A origem da exploração
A exploração da natureza se deve ao modo como a humanidade se estabeleceu, explicou a pesquisadora. “Antes de se tornar civilizado, o homem vivia em harmonia com a natureza, integrado”. Tamara apontou que a maior parte das pessoas vivia da coleta e não da caça. Enquanto coletor e nômade, comia-se quando se tinha vontade. Ao se tornar sedentário, o homem quis armazenar alimentos, por meio da domesticação da terra e dos animais, forçando a natureza a dar mais do que naturalmente provia. A terra foi aprisionada, cercada, surgia a propriedade privada. “O homem deixou de ser da terra e quis que a terra e os animais fossem seus; assim, ele aprisionou a vida”.
Devido a sua conexão com a natureza e a sua capacidade de geração, a mulher foi coisificada, escravizada e submetida ao homem por suas funções biológicas.
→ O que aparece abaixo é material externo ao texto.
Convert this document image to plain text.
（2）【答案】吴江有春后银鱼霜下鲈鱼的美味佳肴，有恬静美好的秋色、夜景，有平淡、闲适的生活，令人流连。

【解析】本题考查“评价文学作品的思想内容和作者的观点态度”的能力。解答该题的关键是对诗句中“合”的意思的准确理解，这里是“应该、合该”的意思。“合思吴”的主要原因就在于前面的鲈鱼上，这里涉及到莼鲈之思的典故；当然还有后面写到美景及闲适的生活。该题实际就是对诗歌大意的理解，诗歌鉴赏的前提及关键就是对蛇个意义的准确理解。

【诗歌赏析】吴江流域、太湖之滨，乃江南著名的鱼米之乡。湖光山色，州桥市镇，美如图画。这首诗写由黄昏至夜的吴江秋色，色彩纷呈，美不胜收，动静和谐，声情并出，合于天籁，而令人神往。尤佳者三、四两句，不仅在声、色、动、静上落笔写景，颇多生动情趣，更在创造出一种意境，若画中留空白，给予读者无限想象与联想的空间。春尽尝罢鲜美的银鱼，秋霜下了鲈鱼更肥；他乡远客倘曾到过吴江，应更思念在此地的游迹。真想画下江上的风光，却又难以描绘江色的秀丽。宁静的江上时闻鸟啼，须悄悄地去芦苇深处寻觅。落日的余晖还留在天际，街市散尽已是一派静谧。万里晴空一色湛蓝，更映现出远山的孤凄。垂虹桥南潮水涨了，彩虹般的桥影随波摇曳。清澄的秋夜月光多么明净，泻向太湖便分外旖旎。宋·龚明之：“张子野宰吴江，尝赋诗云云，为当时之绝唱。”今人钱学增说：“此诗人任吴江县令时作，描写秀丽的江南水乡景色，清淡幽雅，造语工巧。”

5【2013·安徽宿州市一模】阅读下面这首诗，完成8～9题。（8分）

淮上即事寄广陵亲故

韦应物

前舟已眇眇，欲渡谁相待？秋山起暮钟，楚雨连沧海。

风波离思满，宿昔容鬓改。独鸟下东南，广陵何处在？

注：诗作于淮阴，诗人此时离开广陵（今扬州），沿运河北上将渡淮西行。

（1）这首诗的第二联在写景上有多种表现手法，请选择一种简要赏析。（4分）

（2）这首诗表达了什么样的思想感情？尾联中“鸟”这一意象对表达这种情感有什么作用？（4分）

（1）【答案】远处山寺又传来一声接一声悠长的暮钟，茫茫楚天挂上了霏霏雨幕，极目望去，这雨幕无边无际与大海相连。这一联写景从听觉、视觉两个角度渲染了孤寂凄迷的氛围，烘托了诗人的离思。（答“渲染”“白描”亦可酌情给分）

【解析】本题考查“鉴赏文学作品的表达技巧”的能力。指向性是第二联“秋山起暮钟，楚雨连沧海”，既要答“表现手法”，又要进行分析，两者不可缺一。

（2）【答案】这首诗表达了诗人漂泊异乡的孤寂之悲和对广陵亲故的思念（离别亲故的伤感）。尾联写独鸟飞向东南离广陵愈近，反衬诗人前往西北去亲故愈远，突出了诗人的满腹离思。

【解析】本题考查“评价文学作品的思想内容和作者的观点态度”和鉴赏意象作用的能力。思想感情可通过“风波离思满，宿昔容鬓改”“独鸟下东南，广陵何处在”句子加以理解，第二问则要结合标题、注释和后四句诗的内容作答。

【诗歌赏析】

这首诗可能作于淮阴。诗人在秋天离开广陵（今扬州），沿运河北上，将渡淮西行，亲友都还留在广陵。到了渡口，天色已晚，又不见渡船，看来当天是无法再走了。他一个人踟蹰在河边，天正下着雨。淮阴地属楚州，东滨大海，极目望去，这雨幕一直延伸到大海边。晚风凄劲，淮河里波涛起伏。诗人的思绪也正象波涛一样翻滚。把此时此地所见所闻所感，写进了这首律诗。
Para a pesquisadora, nossa sociedade hierárquica é nociva ao ambiente e às relações humanas, sendo a submissão e a escravidão antinaturais, existindo apenas em nossa espécie. “A mulher muitas vezes é vista como um pedaço de carne para o consumo dos homens”; assim, ela é reduzida à sua função sexual.
“Me engana que eu gosto”
A insustentabilidade do capitalismo destrói o planeta. As pessoas não querem se responsabilizar pela contaminação do ar, do solo e da água nem pela exploração animal. A isso Tamara Levai chama de “cegueira ética”, em que a pessoa fecha os olhos para a realidade, sendo um escravo por sua própria vontade. “As pessoas têm a ilusão de que têm saúde e felicidade, o que não é verdade. As pessoas sensíveis, com liberdade de pensar despertam para esta realidade”. A pesquisadora acredita que a nossa espécie é a mais infeliz por achar que a felicidade está em consumir e destruir.
Tamara fez a analogia entre a humanidade e um câncer, em que somos células que crescem desenfreadamente, comprometendo o todo. Somente ao mudarmos nosso desenvolvimento, poderemos buscar nossa cura: “se entendermos a Terra como parte de nós, como sagrada, pisaremos nela mais leve”, concluiu.